More specifically, in an all FENV_ACCESS=OFF world we _already_ have different results that come from the compiler choosing to inline or not. So different results from inlining a FENV_ACCESS=OFF function into a FENV_ACCESS=ON function is just more of the same.

To the point about barriers, converting to use the constrained intrinsics functions as a barrier whether or not the =OFF function calls fpenableexcept() and friends.

Now maybe someone might have code that calls an FENV_ACCESS OFF function from an FENV_ACCESS ON function and then looks at FP status bits after the call returns, but the standard explicitly says that when controls transfers from a scope with FENV_ACCESS off to a scope with FENV_ACCESS on the state of the FP status flags is undefined.

So, yes, technically the behavior may change, but that's OK.

Agreed.

Well, yes and no. In a region defined as FENV_ACCESS off the user has granted the compiler explicit permission to ignore FP status bits and exception behavior. Depending on how we optimize these regions the FP status bits may come out differently and exceptions may or may not be raised, but the user has promised not to unmask exceptions or look at status bits in that region. So if that part of the behavior of the code changes depending on whether or not we inline that's OK because that's what the user signed up for. In that sense the behavior hasn't changed any more than it does between -O0 and -O3.

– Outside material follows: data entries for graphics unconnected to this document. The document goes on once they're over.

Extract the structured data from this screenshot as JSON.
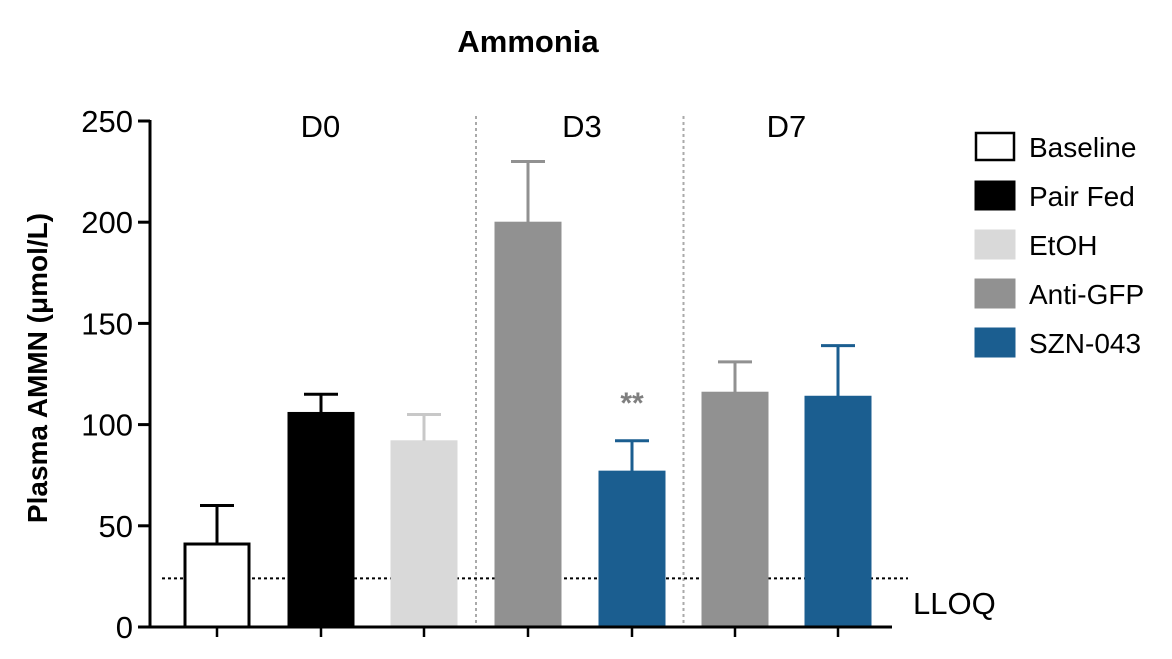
{
  "chart_data": {
    "type": "bar",
    "title": "Ammonia",
    "ylabel": "Plasma AMMN (μmol/L)",
    "xlabel": "",
    "ylim": [
      0,
      250
    ],
    "yticks": [
      0,
      50,
      100,
      150,
      200,
      250
    ],
    "groups": [
      {
        "label": "D0",
        "bars": [
          {
            "series": "Baseline",
            "value": 41,
            "error": 19
          },
          {
            "series": "Pair Fed",
            "value": 106,
            "error": 9
          },
          {
            "series": "EtOH",
            "value": 92,
            "error": 13
          }
        ]
      },
      {
        "label": "D3",
        "bars": [
          {
            "series": "Anti-GFP",
            "value": 200,
            "error": 30
          },
          {
            "series": "SZN-043",
            "value": 77,
            "error": 15,
            "annotation": "**"
          }
        ]
      },
      {
        "label": "D7",
        "bars": [
          {
            "series": "Anti-GFP",
            "value": 116,
            "error": 15
          },
          {
            "series": "SZN-043",
            "value": 114,
            "error": 25
          }
        ]
      }
    ],
    "series": [
      {
        "name": "Baseline",
        "color": "#ffffff",
        "stroke": "#000000"
      },
      {
        "name": "Pair Fed",
        "color": "#000000",
        "stroke": "#000000"
      },
      {
        "name": "EtOH",
        "color": "#d9d9d9",
        "stroke": "#d9d9d9"
      },
      {
        "name": "Anti-GFP",
        "color": "#919191",
        "stroke": "#919191"
      },
      {
        "name": "SZN-043",
        "color": "#1b5e90",
        "stroke": "#1b5e90"
      }
    ],
    "reference_line": {
      "label": "LLOQ",
      "value": 24
    },
    "legend_position": "right",
    "colors": {
      "error_baseline": "#000000",
      "error_pairfed": "#000000",
      "error_etoh": "#c8c8c8",
      "error_antigfp": "#919191",
      "error_szn": "#1b5e90",
      "sig": "#7f7f7f",
      "divider": "#aaaaaa"
    }
  }
}
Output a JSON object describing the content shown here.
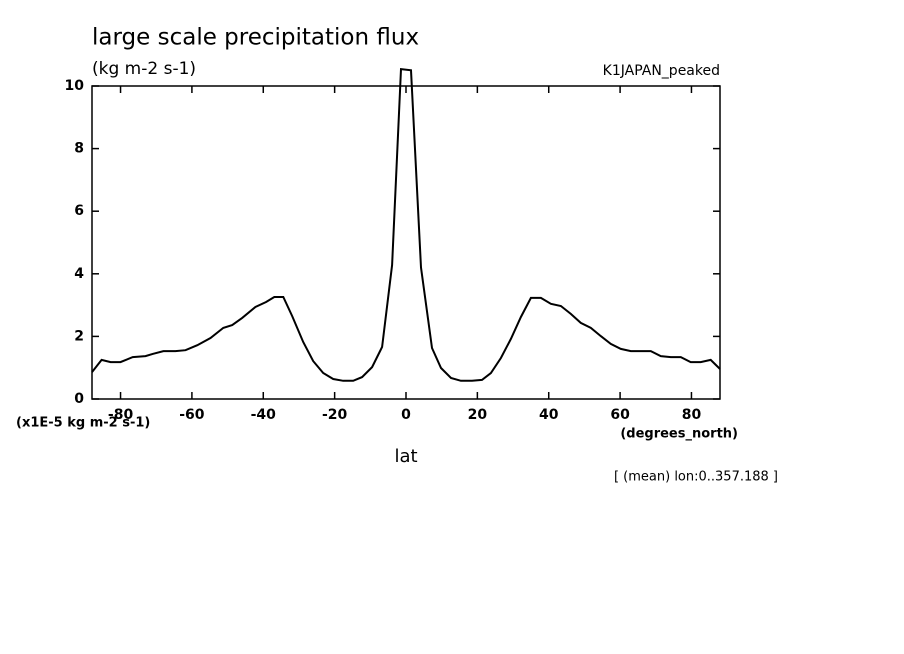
{
  "chart_data": {
    "type": "line",
    "title": "large scale precipitation flux",
    "subtitle": "(kg m-2 s-1)",
    "experiment": "K1JAPAN_peaked",
    "y_unit_label": "(x1E-5 kg m-2 s-1)",
    "x_unit_label": "(degrees_north)",
    "x_label": "lat",
    "annotation": "[ (mean) lon:0..357.188 ]",
    "color": "#000000",
    "xlim": [
      -88,
      88
    ],
    "ylim": [
      0,
      10
    ],
    "xticks": [
      -80,
      -60,
      -40,
      -20,
      0,
      20,
      40,
      60,
      80
    ],
    "yticks": [
      0,
      2,
      4,
      6,
      8,
      10
    ],
    "x": [
      -88,
      -85.3,
      -82.8,
      -80,
      -76.6,
      -73,
      -71,
      -68,
      -64.6,
      -61.8,
      -58.5,
      -54.8,
      -51.2,
      -48.7,
      -45.9,
      -42.2,
      -39.2,
      -36.9,
      -34.4,
      -31.9,
      -28.8,
      -26,
      -23.2,
      -20.4,
      -17.6,
      -14.8,
      -12.3,
      -9.5,
      -6.7,
      -3.9,
      -1.4,
      1.4,
      4.2,
      7.3,
      9.8,
      12.6,
      15.4,
      18.5,
      21.3,
      23.8,
      26.6,
      29.4,
      32.2,
      35,
      37.8,
      40.6,
      43.4,
      46.2,
      49,
      51.8,
      54.6,
      57.4,
      60.2,
      63,
      65.8,
      68.6,
      71.4,
      74.2,
      77,
      79.8,
      82.6,
      85.4,
      88
    ],
    "values": [
      0.86,
      1.25,
      1.18,
      1.18,
      1.34,
      1.37,
      1.44,
      1.53,
      1.53,
      1.56,
      1.72,
      1.95,
      2.27,
      2.36,
      2.59,
      2.94,
      3.1,
      3.26,
      3.26,
      2.65,
      1.82,
      1.21,
      0.83,
      0.64,
      0.58,
      0.58,
      0.7,
      1.02,
      1.66,
      4.28,
      10.54,
      10.5,
      4.2,
      1.63,
      0.99,
      0.67,
      0.58,
      0.58,
      0.61,
      0.83,
      1.31,
      1.92,
      2.62,
      3.23,
      3.23,
      3.04,
      2.97,
      2.72,
      2.43,
      2.27,
      2.01,
      1.76,
      1.6,
      1.53,
      1.53,
      1.53,
      1.37,
      1.34,
      1.34,
      1.18,
      1.18,
      1.25,
      0.96
    ]
  }
}
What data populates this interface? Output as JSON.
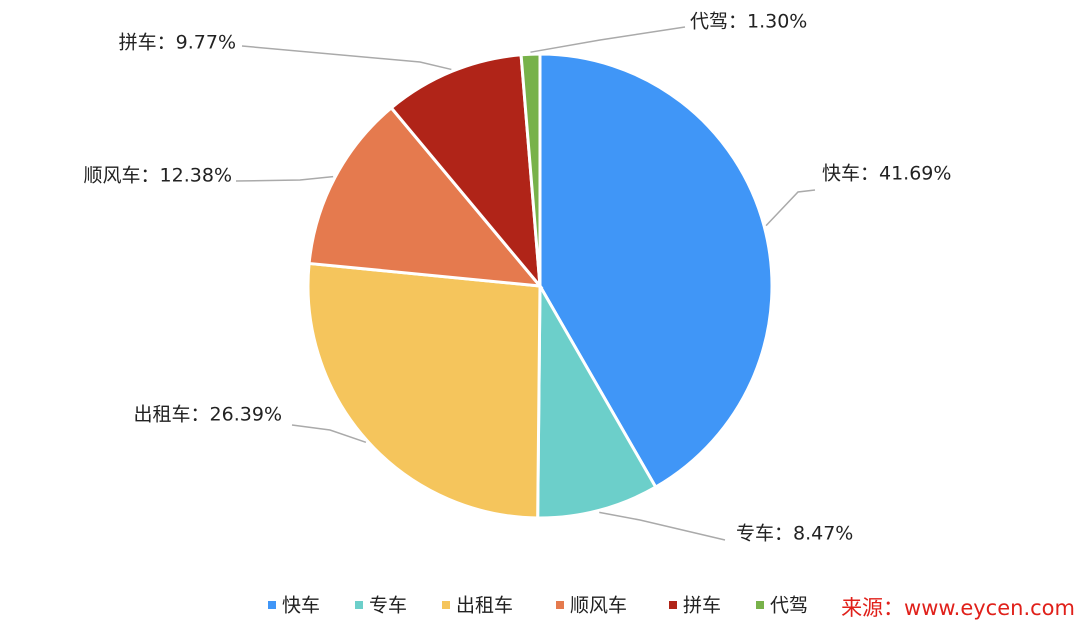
{
  "chart_data": {
    "type": "pie",
    "categories": [
      "快车",
      "专车",
      "出租车",
      "顺风车",
      "拼车",
      "代驾"
    ],
    "values": [
      41.69,
      8.47,
      26.39,
      12.38,
      9.77,
      1.3
    ],
    "value_labels": [
      "快车：41.69%",
      "专车：8.47%",
      "出租车：26.39%",
      "顺风车：12.38%",
      "拼车：9.77%",
      "代驾：1.30%"
    ],
    "colors": [
      "#4096f7",
      "#6ccfca",
      "#f5c55c",
      "#e57a4e",
      "#b02418",
      "#78b24a"
    ],
    "legend": "bottom",
    "watermark": "来源：www.eycen.com"
  }
}
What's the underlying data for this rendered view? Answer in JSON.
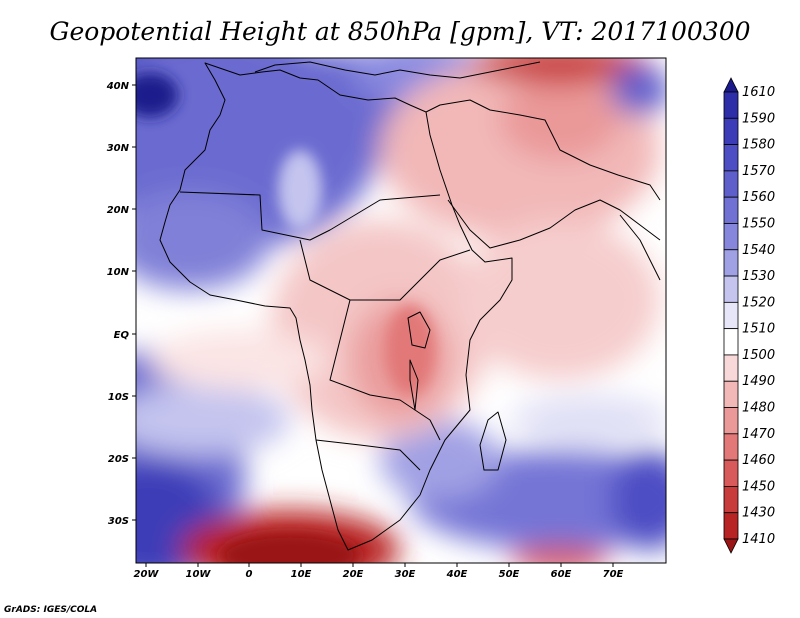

That's well put. I agree with that. I was probably overreaching in my last comment.

Now maybe someone might have code that calls an FENV_ACCESS OFF function from an FENV_ACCESS ON function and then looks at FP status bits after the call returns, but the standard explicitly says that when controls transfers from a scope with FENV_ACCESS off to a scope with FENV_ACCESS on the state of the FP status flags is undefined.

So, yes, technically the behavior may change, but that's OK.

I think we both agree that it's undefined behavior. If that's correct, then it doesn't really matter what we do after we hit it. So any solution is acceptable...

I think we both agree that it's undefined behavior. If that's correct, then it doesn't really matter what we do after we hit it. So any solution is acceptable...

We still need to control code motion. For instance, if the code checks the status bits before calling the FENV_ACCESS OFF function we can't have FP operations that are inlined hoisted above the status bit check.

We still need to control code motion. For instance, if the code checks the status bits before calling the FENV_ACCESS OFF function we can't have FP operations that are inlined hoisted above the status bit check.

How are you envisioning the status bits are checked?

If through fegetenv() and friends, those should probably be barriers.